Much is now at stake for its landlords. They have a total of $47bn in rent due from Wework across the life of its leases, according to the company’s filings. Some $2.3bn of lease and other cash obligations fall due in 2020, according to academics at Harvard Business School.

Two London building sales with Wework as a tenant have collapsed since its IPO was pulled, although people close to one — the £850m sale of Southbank Place — maintained the group’s problems were not the reason.

In the event of a restructuring that involved Wework ditching some of its sites, landlords would bring in other flexible office providers to fill vacancies or install their own brands, said agents and landlords.

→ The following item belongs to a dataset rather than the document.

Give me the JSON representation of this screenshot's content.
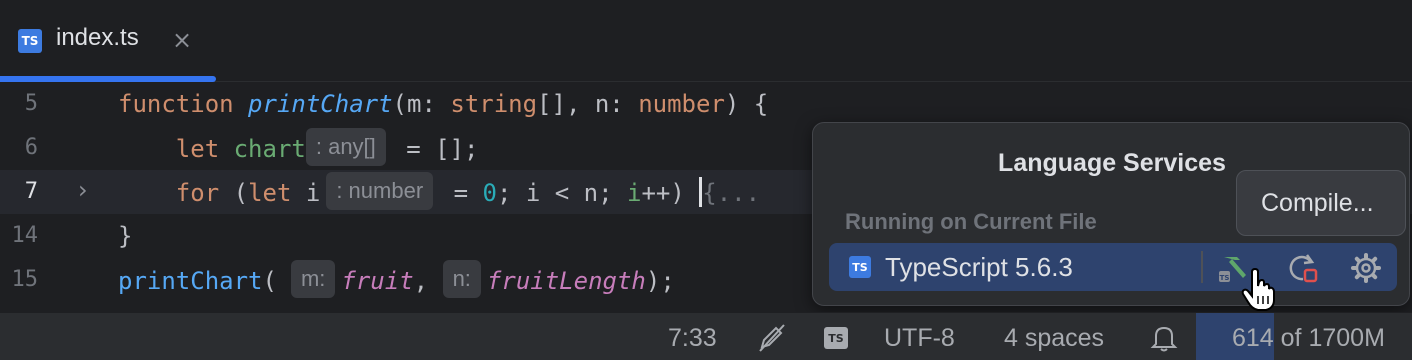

Mark Dixon, chief executive of the UK- listed shared office group, IWG, said: “We are always in discussions with landlords and those discussions have picked up [since Wework’s problems] . . . it’s the flight to quality.”

Landlords’ priority would be to avoid flooding the market with space, said two agents working on contingency plans.

Alex Snyder, assistant portfolio manager at Centersquare Investment Management in Philadelphia, said: “Wework has structured many of its leases so that they can simply collapse the special purpose entity it’s trapped in and walk away. This vacancy pressure on the market [would] be painful.”